そのうえで、配置を取ってボール保持率が高まる展開に持ち込んでいる2試合について「攻撃のところは想定内で、守備のところでよりパワーが出せるようになったと思います。選手の距離感、(奪いに)行きたいと思える距離感でサッカーができているのかなと。そういう意味でもポゼッションを先に伝えたのは良かったのかなと思います」と振り返る。
その理由にゴールの生まれ方とポゼッションの関連性を挙げ、「千葉戦は2点ともセットプレーと切り替えのところです。ポゼッションは守備のためであったり、相手に攻撃をさせないためだったりという意味合いを多く持っています。理想の攻撃は縦パス1本でゴールまで向かえることと伝えているので、ポゼッションにはそういう捉え方をしています」と話した。
DF石原広教は川崎戦後に「失ったとしても距離感がいいから、すぐ取り返しにいける」「守備で最後は寄せ切るところの体力が残っている」と話しただけに、狙い通りの現象が起こっていると言えるだろう。
また、前線を中心にメンバーを入れ替えながら2試合に臨んだ田中暫定監督は「メンバー構成では健全な競争ができる環境を作るのが大切にしていることです。健全というか、そういう選手を見逃さないこと。調子のよい選手をピックアップしてゲームに起用できるのが大切だと思っています。コンディションも加味されますし、相手対策もありますが、一番は自分たちが何をしたいか」と話す。また、千葉戦でメンバー外とした主将のMF渡邊凌磨については「コンディションと照らし合わせて、メディカルとも話しながら決めていきたい」とした。

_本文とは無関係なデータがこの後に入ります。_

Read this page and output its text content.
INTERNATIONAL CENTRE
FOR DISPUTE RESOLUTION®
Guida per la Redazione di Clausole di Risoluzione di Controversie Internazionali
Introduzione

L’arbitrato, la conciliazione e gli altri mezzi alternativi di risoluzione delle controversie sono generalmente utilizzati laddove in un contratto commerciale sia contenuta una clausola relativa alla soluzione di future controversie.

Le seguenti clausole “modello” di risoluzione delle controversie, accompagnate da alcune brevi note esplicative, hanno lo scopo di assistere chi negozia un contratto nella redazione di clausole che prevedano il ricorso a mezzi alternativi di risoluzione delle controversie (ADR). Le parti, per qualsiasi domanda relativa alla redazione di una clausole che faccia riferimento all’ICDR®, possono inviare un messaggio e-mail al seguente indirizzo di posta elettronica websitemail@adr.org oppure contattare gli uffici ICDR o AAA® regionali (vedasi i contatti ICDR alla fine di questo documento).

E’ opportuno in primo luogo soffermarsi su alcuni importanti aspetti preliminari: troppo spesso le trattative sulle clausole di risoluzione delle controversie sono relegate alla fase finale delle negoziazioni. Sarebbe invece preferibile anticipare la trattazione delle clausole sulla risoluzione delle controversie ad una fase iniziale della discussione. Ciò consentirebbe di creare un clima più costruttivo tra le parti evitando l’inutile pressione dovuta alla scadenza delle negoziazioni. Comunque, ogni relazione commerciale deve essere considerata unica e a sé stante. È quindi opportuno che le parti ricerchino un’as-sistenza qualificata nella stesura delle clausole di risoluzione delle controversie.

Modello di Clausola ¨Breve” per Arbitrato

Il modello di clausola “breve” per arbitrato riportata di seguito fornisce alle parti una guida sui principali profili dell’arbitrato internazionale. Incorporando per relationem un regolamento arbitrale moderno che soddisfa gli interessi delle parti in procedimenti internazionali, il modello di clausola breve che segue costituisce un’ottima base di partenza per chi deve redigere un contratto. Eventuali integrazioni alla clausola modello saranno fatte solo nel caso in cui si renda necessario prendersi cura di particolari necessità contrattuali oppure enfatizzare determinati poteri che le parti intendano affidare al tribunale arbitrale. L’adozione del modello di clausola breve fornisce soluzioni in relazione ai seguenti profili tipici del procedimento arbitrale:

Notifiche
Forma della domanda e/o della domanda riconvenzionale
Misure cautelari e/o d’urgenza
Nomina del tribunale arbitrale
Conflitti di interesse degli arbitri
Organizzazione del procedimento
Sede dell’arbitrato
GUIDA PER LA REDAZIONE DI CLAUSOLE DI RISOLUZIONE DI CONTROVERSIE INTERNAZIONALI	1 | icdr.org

ここ2試合は4バックの相手が続いたが、続く5月6日の柏レイソル戦については「ポゼッションに長けているチームなので、そこの準備はしています。攻撃的にポゼッションから人が湧き出てくるのも、僕らの守備にとっては脅威になるので注意したい」と話し、「大切なのはボールホルダーへのプレッシャーを掛けられるか。できれば前への圧力が高まるし、できなければレイソルのサッカーに引き込まれてしまう」と警戒ポイントを話していた。
監督交代というカンフル剤を経て息を吹き返した感のある浦和だが、ここからさらにチームを向上させるフェーズに入ることができるのか。残り約1か月の百年構想リーグとプレーオフの戦いぶりが注目される。